3.1 El Niño (PYQ 2023 — Q38)

El Niño (Spanish: "the child" — named for its occurrence around Christmas) refers to the anomalous warming of the central and eastern equatorial Pacific Ocean (surface temperatures 0.5–2°C above normal) that occurs irregularly every 3–7 years.

Mechanism:

  • Normally, Walker Circulation moves warm surface water westward (from South America toward Indonesia/Australia) due to strong trade winds; cold upwelling occurs off Peru
  • During El Niño: Trade winds weaken or reverse; warm water spreads eastward to central Pacific; Walker Circulation weakens/reverses; warm water "pools" off South America

Impact on India:

  • Weakens the temperature gradient between Indian subcontinent and Indian Ocean (which drives the monsoon)
  • Results in below-normal monsoon rainfall — drought risk, especially in central and peninsular India
  • Indian droughts are strongly correlated with El Niño: 1965, 1972, 1982, 1987, 2002, 2009, 2014, 2023 El Niño years saw reduced monsoon in India
  • However, correlation is not perfect — some El Niño years (2015 was weak, 2023 moderate) still had near-normal monsoon in India due to positive Indian Ocean Dipole (IOD) offsetting the effect

3.2 La Niña

La Niña is the opposite — anomalous cooling of central/eastern Pacific:

  • Stronger Walker Circulation, stronger trade winds, warmer Bay of Bengal
  • Generally strengthens Indian SW monsoon → excess rainfall, flood risk
  • Some years of above-normal monsoon (1994, 1998, 2019, 2020) correspond to La Niña conditions

3.3 Indian Ocean Dipole (IOD)

IOD is the temperature difference between the western and eastern Indian Ocean:

  • Positive IOD: Western Indian Ocean warmer than eastern → enhances Indian monsoon (counteracts El Niño effect)
  • Negative IOD: Weakens Indian monsoon
  • 2019 saw El Niño but monsoon was normal due to strong positive IOD

3.4 Western Disturbances (WDs) (PYQ 2023 — Q38)

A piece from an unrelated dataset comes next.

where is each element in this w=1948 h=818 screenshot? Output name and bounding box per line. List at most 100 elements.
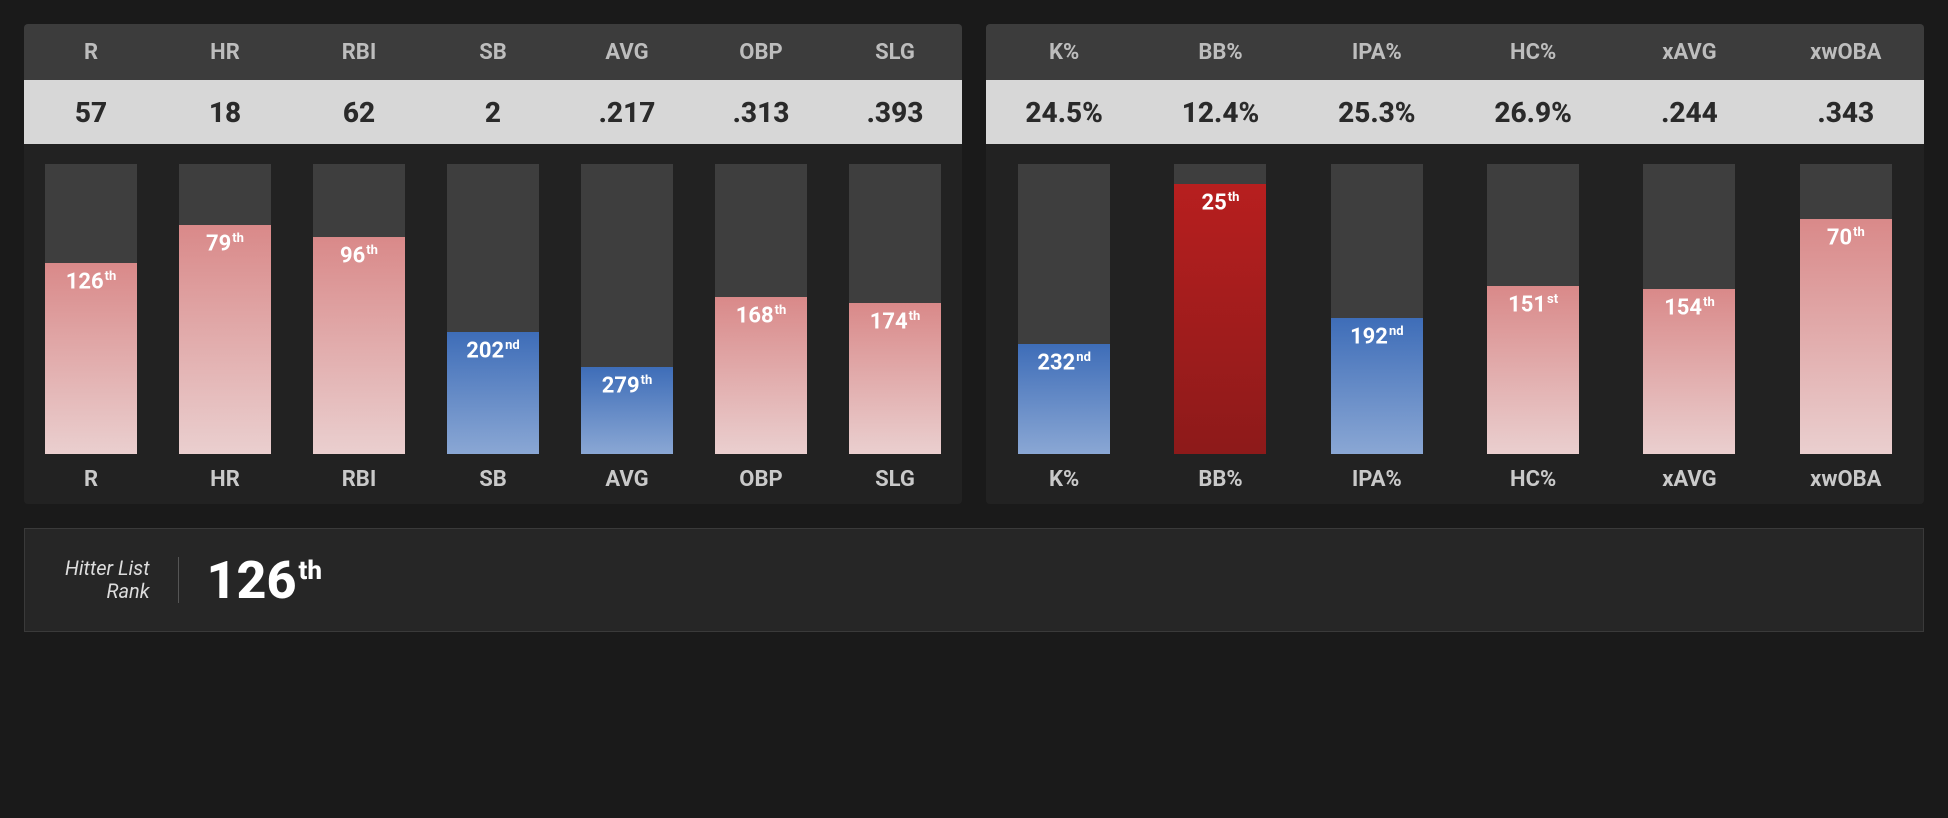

Western Disturbances are extra-tropical cyclonic weather systems that originate over the Mediterranean Sea, Caspian Sea, or Atlantic Ocean and travel eastward along the Subtropical Westerly Jet Stream at 25°N–35°N latitude.

Key characteristics:

  • Occur mainly October–March (winter months); frequency peaks December–February
  • Bring winter rain and snowfall to J&K, Himachal Pradesh, Uttarakhand, Punjab, Haryana, and western UP
  • The associated snowfall at high altitudes (Himadri) stores water for release as glacial meltwater in summer — feeding perennial rivers
  • Sometimes cause unseasonal rainfall in NW India during pre-monsoon season (April–May) — critical for rabi crops (wheat)

Impact on agriculture:

  • Beneficial: Winter wheat in Punjab/Haryana needs 2–3 WD events for adequate soil moisture; apple orchards in Himachal need winter snowfall
  • Damaging: Late WDs in March can damage standing rabi crops; intense WDs cause blizzards, landslides in Himalayan regions

Climate change impact on WDs: Studies (IIT Delhi, 2023) show WDs are intensifying — bringing more rainfall per event, more erratic timing, and affecting monsoon variability as the jet stream shifts.